Some of you may have taken offence at such an explicitly political sermon. If so, I ask you to ponder what you think the Christian faith is really about, if it is not allowed to impact on every aspect of life. But in any case it is time for me to return once more to Scripture. It has important things to tell us about ourselves both good and bad.

Let me take the bad first. I remember being deeply shocked about twenty years or so ago when a professor of the Old Testament told me that he thought that the nearest biblical equivalent to Hesbollah was in fact the so-called Deuteronomic school, the group of writers believed responsible for much of the historical writing in the Old Testament, more especially the book of Deuteronomy; hence their name. Here is the relevant verse on which that professor based his judgement: ‘In the cities of these peoples that the Lord your God gives you as an inheritance, you shall save alive nothing that breathes, but you shall utterly destroy them' (20.16). As the surrounding verses indicate, that is to include women and children. So, to put it bluntly a policy of genocide is to be found in the Bible thousands of years before it ever was put into practice by the Nazis or advocated, in theory at least, by some members of Hesbollah. But note the book in which such curdling sentiments occur. It is the same book that advocates care for the stranger, the widow and the orphan. So, also with Hesbollah. It runs 4 hospitals, 12 clinics, 22 schools and 2 agricultural centres. Likewise in Palestine Hamas uses 90% of its income on humanitarian projects, including schools, orphanages, soup kitchens, and so on. Little wonder then that the secular and corrupt Fahah organisation was recently voted out of power.

Unfortunately, it is that mix of love and hatred, of great and small mindedness that is in all of us. The French government has corrected perceived that what is required is to bring out the best in Hezbollah, not to intensify its hatred still further. Tony Blair and George Bush have still to learn that lesson. Acting like a terrorist towards terrorists only makes the perpetrators still more resentful. Again, bombing the innocent may cower them in fear but it will also leave them in no doubt where the greater justice lies. So it is perhaps not altogether surprising that in the latest opinion poll from the Lebanon over 80% of our fellow Christians there now declare their support Hezbollah rather than the United States.
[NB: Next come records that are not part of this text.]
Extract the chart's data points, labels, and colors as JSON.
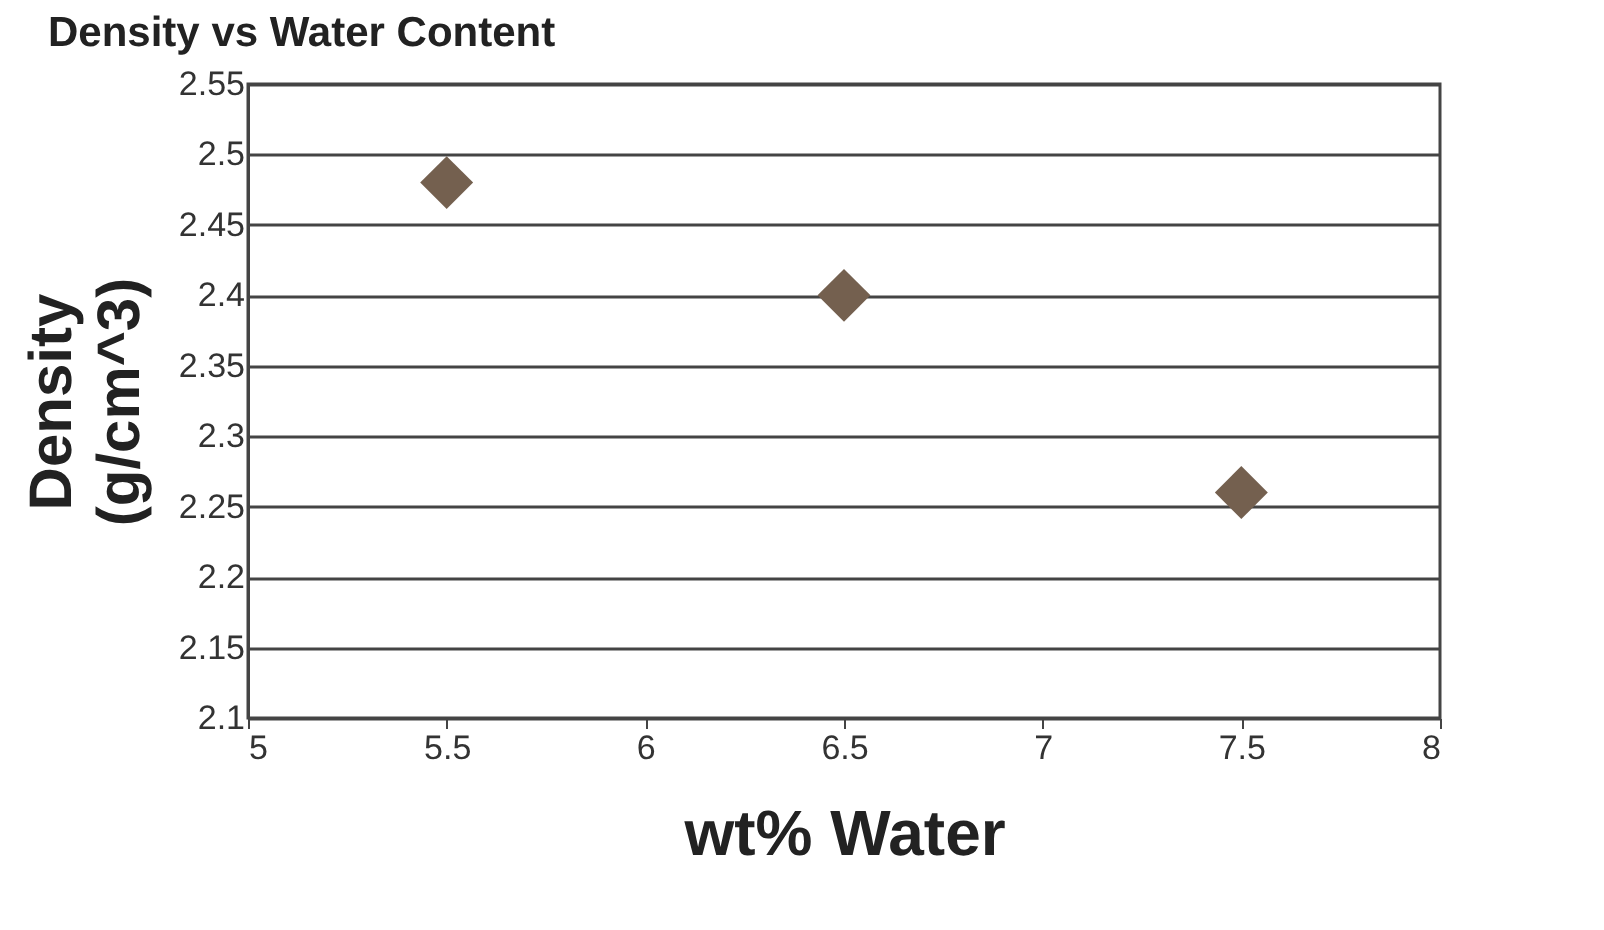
{
  "chart_data": {
    "type": "scatter",
    "title": "Density vs Water Content",
    "xlabel": "wt% Water",
    "ylabel": "Density (g/cm^3)",
    "x": [
      5.5,
      6.5,
      7.5
    ],
    "series": [
      {
        "color": "#74604f",
        "values": [
          2.48,
          2.4,
          2.26
        ]
      }
    ],
    "marker": "diamond",
    "grid": "y",
    "xlim": [
      5,
      8
    ],
    "xticks": [
      5,
      5.5,
      6,
      6.5,
      7,
      7.5,
      8
    ],
    "ylim": [
      2.1,
      2.55
    ],
    "yticks": [
      2.1,
      2.15,
      2.2,
      2.25,
      2.3,
      2.35,
      2.4,
      2.45,
      2.5,
      2.55
    ]
  }
}
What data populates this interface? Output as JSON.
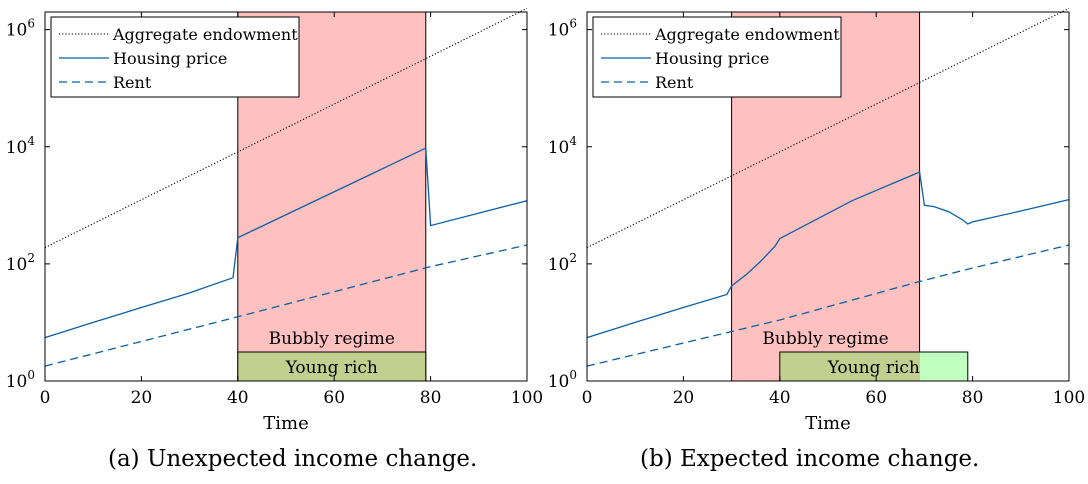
{
  "captions": {
    "a": "(a) Unexpected income change.",
    "b": "(b) Expected income change."
  },
  "chart_data": [
    {
      "type": "line",
      "panel": "a",
      "caption": "(a) Unexpected income change.",
      "xlabel": "Time",
      "ylabel": "",
      "xlim": [
        0,
        100
      ],
      "ylim": [
        1,
        2000000
      ],
      "yscale": "log",
      "xticks": [
        0,
        20,
        40,
        60,
        80,
        100
      ],
      "yticks": [
        {
          "value": 1,
          "label": "10^0"
        },
        {
          "value": 100,
          "label": "10^2"
        },
        {
          "value": 10000,
          "label": "10^4"
        },
        {
          "value": 1000000,
          "label": "10^6"
        }
      ],
      "grid": false,
      "legend": {
        "position": "top-left",
        "entries": [
          "Aggregate endowment",
          "Housing price",
          "Rent"
        ]
      },
      "series": [
        {
          "name": "Aggregate endowment",
          "style": "dotted",
          "color": "#000000",
          "x": [
            0,
            100
          ],
          "y": [
            190,
            2300000
          ]
        },
        {
          "name": "Housing price",
          "style": "solid",
          "color": "#0b5fa5",
          "x": [
            0,
            10,
            20,
            30,
            39,
            40,
            79,
            80,
            100
          ],
          "y": [
            5.5,
            10,
            18,
            32,
            58,
            280,
            9500,
            450,
            1200
          ]
        },
        {
          "name": "Rent",
          "style": "dashed",
          "color": "#0b5fa5",
          "x": [
            0,
            40,
            80,
            100
          ],
          "y": [
            1.8,
            12.5,
            90,
            210
          ]
        }
      ],
      "regions": [
        {
          "label": "Bubbly regime",
          "x": [
            40,
            79
          ],
          "color": "#ffc0c0"
        },
        {
          "label": "Young rich",
          "x": [
            40,
            79
          ],
          "color": "#c2cf8f"
        }
      ]
    },
    {
      "type": "line",
      "panel": "b",
      "caption": "(b) Expected income change.",
      "xlabel": "Time",
      "ylabel": "",
      "xlim": [
        0,
        100
      ],
      "ylim": [
        1,
        2000000
      ],
      "yscale": "log",
      "xticks": [
        0,
        20,
        40,
        60,
        80,
        100
      ],
      "yticks": [
        {
          "value": 1,
          "label": "10^0"
        },
        {
          "value": 100,
          "label": "10^2"
        },
        {
          "value": 10000,
          "label": "10^4"
        },
        {
          "value": 1000000,
          "label": "10^6"
        }
      ],
      "grid": false,
      "legend": {
        "position": "top-left",
        "entries": [
          "Aggregate endowment",
          "Housing price",
          "Rent"
        ]
      },
      "series": [
        {
          "name": "Aggregate endowment",
          "style": "dotted",
          "color": "#000000",
          "x": [
            0,
            100
          ],
          "y": [
            190,
            2300000
          ]
        },
        {
          "name": "Housing price",
          "style": "solid",
          "color": "#0b5fa5",
          "x": [
            0,
            10,
            20,
            29,
            30,
            33,
            36,
            39,
            40,
            55,
            69,
            70,
            72,
            75,
            78,
            79,
            80,
            90,
            100
          ],
          "y": [
            5.5,
            10,
            18,
            30,
            42,
            65,
            110,
            200,
            270,
            1200,
            3700,
            1000,
            950,
            780,
            560,
            480,
            520,
            800,
            1250
          ]
        },
        {
          "name": "Rent",
          "style": "dashed",
          "color": "#0b5fa5",
          "x": [
            0,
            30,
            40,
            69,
            80,
            100
          ],
          "y": [
            1.8,
            7,
            11,
            50,
            85,
            210
          ]
        }
      ],
      "regions": [
        {
          "label": "Bubbly regime",
          "x": [
            30,
            69
          ],
          "color": "#ffc0c0"
        },
        {
          "label": "Young rich",
          "x": [
            40,
            79
          ],
          "color": "#c2cf8f",
          "overflow_color": "#c0ffc0"
        }
      ]
    }
  ]
}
And yet, as today's gospel seeks to make clear, Christ came to reveal an altogether different way. The text is not just about indicating the divinity inherent in Christ, as even the greatest figures from the Old Testament, Moses and Elijah, acknowledge his authority. It is about so much more - about the possibility of the transformation of ourselves and our world. Yet that can so easily be missed. There are two important clues Luke gives us that this is the meaning he intends. First, note how the passage begins - ‘about eight days later.' It is highly unlikely that this is a factual reference. Rather, it is Luke's way of alerting us to the fact that what comes next will speak of a new week, in other words a new order, a new creation. As we all know, the story goes that God made the world in seven days. Now here on the eighth something even more extraordinary and wonderful is about to happen. Christ is transfigured, but, as this happens, he talks of his departure that was about to take place in Jerusalem. ‘Departure' is the English word you have in your text, but the Greek is ‘exodus.' Through that self-giving suffering in Jerusalem a new exodus is to become a possibility, one that will take us beyond the slavery and corruption towards which the human mind is ever tempted. Instead, we will he drawn through into God's own marvellous light. Hesbollah, ‘the party of God' as they call themselves, no longer imprisoned by hate like the thugs who oppress them, but both alike transfigured through adoption of a better way, one in which all are valued as God's children and never declared dispensable because of some allegedly greater good. The white light that no longer painfully peels off the skin of little children; instead the light that can give dignity to all. Pray for that day. Amen.